Duty To Defend And Exhaustion Of Policy Limits
Generally, an insurer does not have a continued duty to defend its insured after the insurer has exhausted policy limits by settling multiple claims with the insured’s consent, even though there might be additional claims arising from the same accident. In Liberty Mutual Ins. Co. v. Mead Corp., the Supreme Court of Georgia held that the insurer had no further duty to defend remaining claims after settling other claims and exhausting policy limits. The insurer had the insured’s consent to settle the claims, and the applicable insurance policy was construed to mean that “the duty to defend is limited by the amount of liability coverage afforded by the policy.”Similarly, if the insurer exhausts policy limits in good faith settlements of several claims, the insurer need not defend its insured on later-filed claims arising from the same accident. The rule is true even if the insurer mistakenly enters a defense on the later-filed claim, so long as the insurer did not prejudice the insured.
Based on a recent ruling by the Georgia Supreme Court, it remains to be seen whether this rule will hold true if the insurer commences to defend several claims arising out of a single accident without clearly reserving its rights to withdraw its defense at such time as policy limits are exhausted by payment to one or more of the claimants. “An insurer’s duty to defend its insured is not satisfied when the insurer settles by paying its policy limits to the wrong party.” The insurance policy in Atkinson v. Atkinson (like the one in Liberty Mutual Ins. Co. v. Mead), provided that the duty to defend would end upon payment of policy limits. The insurer entered a defense and paid policy limits, but to the wrong party. Because the payment did not resolve the case against the insured, the insurer could not withdraw.
These cases do not mean, however, that if an insured faces many lawsuits arising from a single accident, and it is clear that the liability will exceed policy limits, the insurer may tender the policy limits into court and withdraw from the defense of the lawsuits. The insurance policy at issue in Anderson v. U.S. Fid. & Guar. Co. (like most liability policies) provided that the insurer must defend as well as indemnify. The court ruled that allowing the insurer to tender policy limits into court addresses only the duty to indemnify and constituted a breach of the duty to defend while actions were pending. When an insurer is faced with a matter involving multiple claimants where the damages may exceed the policy limits, the insurer might take the following steps to reduce its potential bad faith exposure:
Steps To Reduce Its Potential Bad Faith Exposure When There Are Multiple Claimants
(1) reasonably and expediently investigate the matter and “attempt to ascertain the insured’s potential liability, identify the claimants, and assess the nature and extent of the claimants’ injuries or damages”
(2) “communicate with the insured concerning her potential liability as soon as possible” – inform the insured that the insurer will retain defense counsel and that the insured has the right to retain her own counsel and “diligently attempt to document all communications with its insured”
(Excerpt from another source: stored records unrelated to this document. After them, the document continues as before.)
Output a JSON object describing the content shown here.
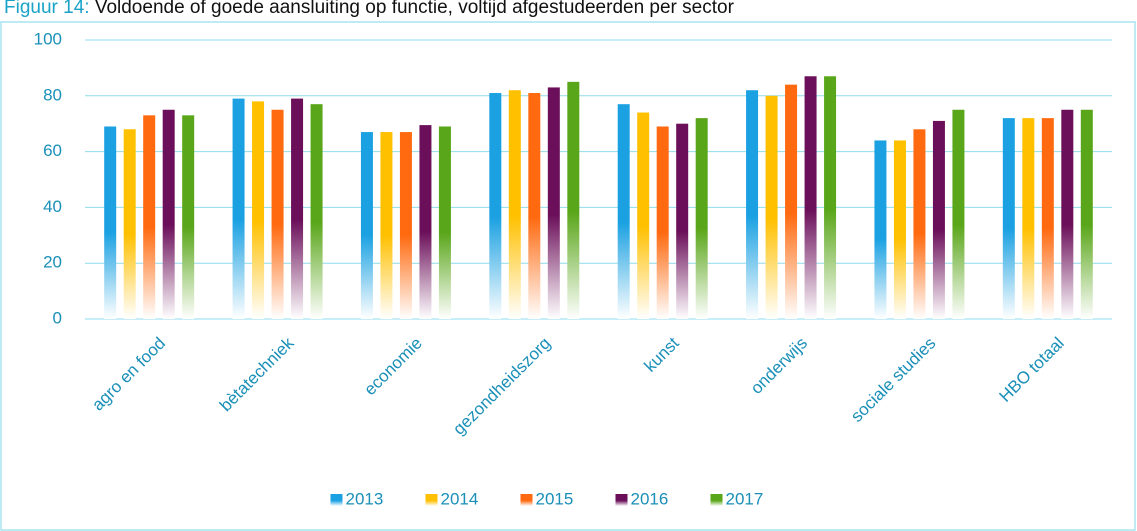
{
  "chart_data": {
    "type": "bar",
    "title_prefix": "Figuur 14:",
    "title": "Voldoende of goede aansluiting op functie, voltijd afgestudeerden per sector",
    "categories": [
      "agro en food",
      "bètatechniek",
      "economie",
      "gezondheidszorg",
      "kunst",
      "onderwijs",
      "sociale studies",
      "HBO totaal"
    ],
    "series": [
      {
        "name": "2013",
        "color": "#1ba1e2",
        "values": [
          69,
          79,
          67,
          81,
          77,
          82,
          64,
          72
        ]
      },
      {
        "name": "2014",
        "color": "#ffc000",
        "values": [
          68,
          78,
          67,
          82,
          74,
          80,
          64,
          72
        ]
      },
      {
        "name": "2015",
        "color": "#ff6a10",
        "values": [
          73,
          75,
          67,
          81,
          69,
          84,
          68,
          72
        ]
      },
      {
        "name": "2016",
        "color": "#6b0f5a",
        "values": [
          75,
          79,
          69.5,
          83,
          70,
          87,
          71,
          75
        ]
      },
      {
        "name": "2017",
        "color": "#5aa61a",
        "values": [
          73,
          77,
          69,
          85,
          72,
          87,
          75,
          75
        ]
      }
    ],
    "ylim": [
      0,
      100
    ],
    "yticks": [
      0,
      20,
      40,
      60,
      80,
      100
    ],
    "grid": true,
    "legend": "bottom"
  }
}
(3) “communicate with all claimants to inform them of [the insurer’s] policy limits – both per person and per occurrence – and its willingness to exhaust its limits to achieve a global resolution.” This may include convening a mediation or settlement conference. “The insurer should set a reasonable time limit for the claimants to accomplish their voluntary allocation. The insurer should also explain that if the claimants cannot reach agreement on the allocation of policy proceeds by the deadline, [the insurer] will either
(1) file an interpleader action
(2) begin settling individual claims as it deems reasonable.”
An insurer “should carefully document all communications with the various claimants and their counsel. If claimants or their lawyers misstate facts in communications, the insurer should attempt to correct their misimpressions.”
(4) “keep the insured apprised of the settlement process and its strategy.”
(5) if the claimants cannot reach a resolution amongst themselves, “the insurer should settle with individual claimants in a reasonable manner,” attempting to “prioritize the claims that pose the greatest threat of personal liability to the insured.”